Though keep in mind that universal plant fertilizer is more economical than orchid fertilizer, so you might want to stick with the cheaper option in the long-run when fertilizing many houseplants.
Can I feed my orchid Miracle-Grow
Miracle-Grow is a plant food that most people have at least heard of. I have never tried it on my plants. However, it has the N-P-K ratio of 15-30-15, making it suitable also for orchids.
The higher P ratio promotes growth inside the pot; roots as well as the quality of blooming. So keep that in mind if you decide to feed Miracle-Grow to your orchids.
As mentioned above, when trying a new fertilizer, start with a low dose and only on 1-2 orchids first. See how they do on it before giving it to the rest of your orchids.
Can I use orchid fertilizer for roses?
The N-P-K needs for roses tend to be lower than for orchids. Popular N-P-K ratios for roses mentioned in rose fertilizer bottles are 10-10-10 and 12-12-12.
These might be much lower numbers than what your orchid fertilizer’s N-P-K ratio is. So check the numbers in your bottle – if they’re on the lower side, you can safely use the product for your roses.
But if they are on the higher side, use only half or even just a quarter of the recommended dosage. Remember it’s always better to under-fertilize than over-fertilize!
Can you use orchid mist on other plants?
You can use orchid mist on other houseplants too. I wouldn’t use it on plants like cactuses, but plants with green leaves are fine. Especially plants with thicker leaves that appear similar to orchid leaves.
‘Orchid mist’ is a bottle of water with added nutrients. They can also contain different types of plant oils, to give that ‘waxy’ look.
Ingredients vary from company to company. But generally speaking, they’re pretty safe to use, so if you have a bottle around, then go ahead and use it on your other plants too.
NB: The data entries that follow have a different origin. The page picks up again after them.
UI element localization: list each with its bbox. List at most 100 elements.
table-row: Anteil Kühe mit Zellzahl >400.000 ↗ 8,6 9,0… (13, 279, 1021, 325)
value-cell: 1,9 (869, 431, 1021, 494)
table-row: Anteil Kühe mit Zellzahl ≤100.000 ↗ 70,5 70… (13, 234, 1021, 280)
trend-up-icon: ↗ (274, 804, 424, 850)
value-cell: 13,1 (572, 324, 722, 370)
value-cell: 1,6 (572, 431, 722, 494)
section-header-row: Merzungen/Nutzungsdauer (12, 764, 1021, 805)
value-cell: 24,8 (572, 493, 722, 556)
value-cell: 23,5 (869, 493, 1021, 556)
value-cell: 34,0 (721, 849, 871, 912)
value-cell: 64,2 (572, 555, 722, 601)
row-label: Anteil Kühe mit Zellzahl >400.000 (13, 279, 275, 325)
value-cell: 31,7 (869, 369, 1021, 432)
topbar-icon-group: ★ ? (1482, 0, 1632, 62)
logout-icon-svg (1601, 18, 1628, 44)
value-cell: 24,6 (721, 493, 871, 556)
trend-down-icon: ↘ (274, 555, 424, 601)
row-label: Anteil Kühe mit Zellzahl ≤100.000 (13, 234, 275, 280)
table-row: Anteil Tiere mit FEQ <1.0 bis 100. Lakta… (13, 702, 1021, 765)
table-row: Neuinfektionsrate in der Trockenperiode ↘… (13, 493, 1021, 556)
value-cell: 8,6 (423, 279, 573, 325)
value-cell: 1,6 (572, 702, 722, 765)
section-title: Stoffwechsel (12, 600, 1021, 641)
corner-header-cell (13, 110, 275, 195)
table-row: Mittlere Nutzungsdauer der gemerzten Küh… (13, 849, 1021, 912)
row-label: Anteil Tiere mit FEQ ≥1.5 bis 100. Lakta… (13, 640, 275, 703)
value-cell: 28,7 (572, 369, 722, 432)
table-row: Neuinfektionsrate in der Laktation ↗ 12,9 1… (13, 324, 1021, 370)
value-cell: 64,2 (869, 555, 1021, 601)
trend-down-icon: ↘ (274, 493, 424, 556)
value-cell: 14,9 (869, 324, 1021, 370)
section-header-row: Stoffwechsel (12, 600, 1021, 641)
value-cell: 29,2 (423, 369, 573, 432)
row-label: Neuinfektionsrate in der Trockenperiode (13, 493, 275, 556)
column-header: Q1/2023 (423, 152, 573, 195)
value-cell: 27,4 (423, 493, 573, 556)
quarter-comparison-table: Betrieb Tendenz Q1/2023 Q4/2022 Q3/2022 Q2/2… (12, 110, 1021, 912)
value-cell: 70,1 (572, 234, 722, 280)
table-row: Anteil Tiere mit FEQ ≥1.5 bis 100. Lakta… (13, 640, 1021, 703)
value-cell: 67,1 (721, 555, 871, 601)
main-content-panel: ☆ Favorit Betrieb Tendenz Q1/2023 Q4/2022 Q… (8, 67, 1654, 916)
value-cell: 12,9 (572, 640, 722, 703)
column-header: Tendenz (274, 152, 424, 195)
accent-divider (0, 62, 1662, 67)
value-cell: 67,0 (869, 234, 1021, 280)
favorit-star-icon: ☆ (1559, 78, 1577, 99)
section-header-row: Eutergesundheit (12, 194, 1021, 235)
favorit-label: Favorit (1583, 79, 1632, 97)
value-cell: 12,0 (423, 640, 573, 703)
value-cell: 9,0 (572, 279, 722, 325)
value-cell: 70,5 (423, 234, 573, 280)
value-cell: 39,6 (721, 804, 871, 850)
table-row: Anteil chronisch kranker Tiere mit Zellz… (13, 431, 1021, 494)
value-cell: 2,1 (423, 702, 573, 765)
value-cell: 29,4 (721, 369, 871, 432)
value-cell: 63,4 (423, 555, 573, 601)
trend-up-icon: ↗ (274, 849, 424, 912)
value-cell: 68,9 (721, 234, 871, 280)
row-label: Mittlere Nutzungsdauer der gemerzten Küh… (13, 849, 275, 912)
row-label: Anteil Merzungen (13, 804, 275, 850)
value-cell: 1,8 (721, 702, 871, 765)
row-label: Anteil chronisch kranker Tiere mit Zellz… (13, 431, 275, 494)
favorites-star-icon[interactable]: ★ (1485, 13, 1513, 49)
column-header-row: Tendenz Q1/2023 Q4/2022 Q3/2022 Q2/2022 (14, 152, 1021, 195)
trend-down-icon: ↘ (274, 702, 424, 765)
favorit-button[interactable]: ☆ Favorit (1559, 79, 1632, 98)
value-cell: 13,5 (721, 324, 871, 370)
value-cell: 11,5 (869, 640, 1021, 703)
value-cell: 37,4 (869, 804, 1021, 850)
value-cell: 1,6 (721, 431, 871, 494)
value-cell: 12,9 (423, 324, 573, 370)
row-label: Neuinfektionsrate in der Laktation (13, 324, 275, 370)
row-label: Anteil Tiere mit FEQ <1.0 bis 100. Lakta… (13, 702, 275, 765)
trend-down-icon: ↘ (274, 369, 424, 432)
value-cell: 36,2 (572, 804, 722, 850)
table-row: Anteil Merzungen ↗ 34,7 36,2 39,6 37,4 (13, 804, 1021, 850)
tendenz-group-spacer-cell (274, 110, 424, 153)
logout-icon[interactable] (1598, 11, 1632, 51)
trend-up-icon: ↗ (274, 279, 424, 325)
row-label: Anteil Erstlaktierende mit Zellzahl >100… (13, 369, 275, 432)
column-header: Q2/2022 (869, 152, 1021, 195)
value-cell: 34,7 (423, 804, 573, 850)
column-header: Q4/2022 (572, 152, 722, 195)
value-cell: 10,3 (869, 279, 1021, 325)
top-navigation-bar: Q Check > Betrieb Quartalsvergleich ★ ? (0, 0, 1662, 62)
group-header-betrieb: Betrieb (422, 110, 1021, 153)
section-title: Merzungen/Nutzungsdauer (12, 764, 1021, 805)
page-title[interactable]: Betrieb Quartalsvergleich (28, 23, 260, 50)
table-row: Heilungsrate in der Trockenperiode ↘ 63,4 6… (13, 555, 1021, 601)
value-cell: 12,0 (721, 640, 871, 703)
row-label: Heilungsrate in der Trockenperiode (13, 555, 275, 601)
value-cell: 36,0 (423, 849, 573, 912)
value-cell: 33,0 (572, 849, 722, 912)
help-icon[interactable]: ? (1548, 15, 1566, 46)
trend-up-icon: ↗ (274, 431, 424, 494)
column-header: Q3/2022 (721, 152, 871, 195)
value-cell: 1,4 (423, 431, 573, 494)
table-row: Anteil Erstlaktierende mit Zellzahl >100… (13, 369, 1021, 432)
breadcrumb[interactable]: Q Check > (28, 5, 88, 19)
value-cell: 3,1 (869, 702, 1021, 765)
I hope this article about what to feed your orchid with, has helped you. It is a rather complex topic, and we could go even deeper into the chemistry of it. But it’s essential to avoid an overload of information because that would only lead to confusion. I’ve been there myself!
When it comes to orchid food, there is so much conflicting information out there – so it comes down to learning what can be done and how, and then choosing what fits you (and your orchids) the best.
That said, we covered the basic needs for feeding orchids, and what to look out for when selecting an orchid fertilizer.
Optionally, you can make your own fertilizer too. Please see HERE for DIY recipes!
Thank you for reading. Wishing you successful fertilizing, orchid friends!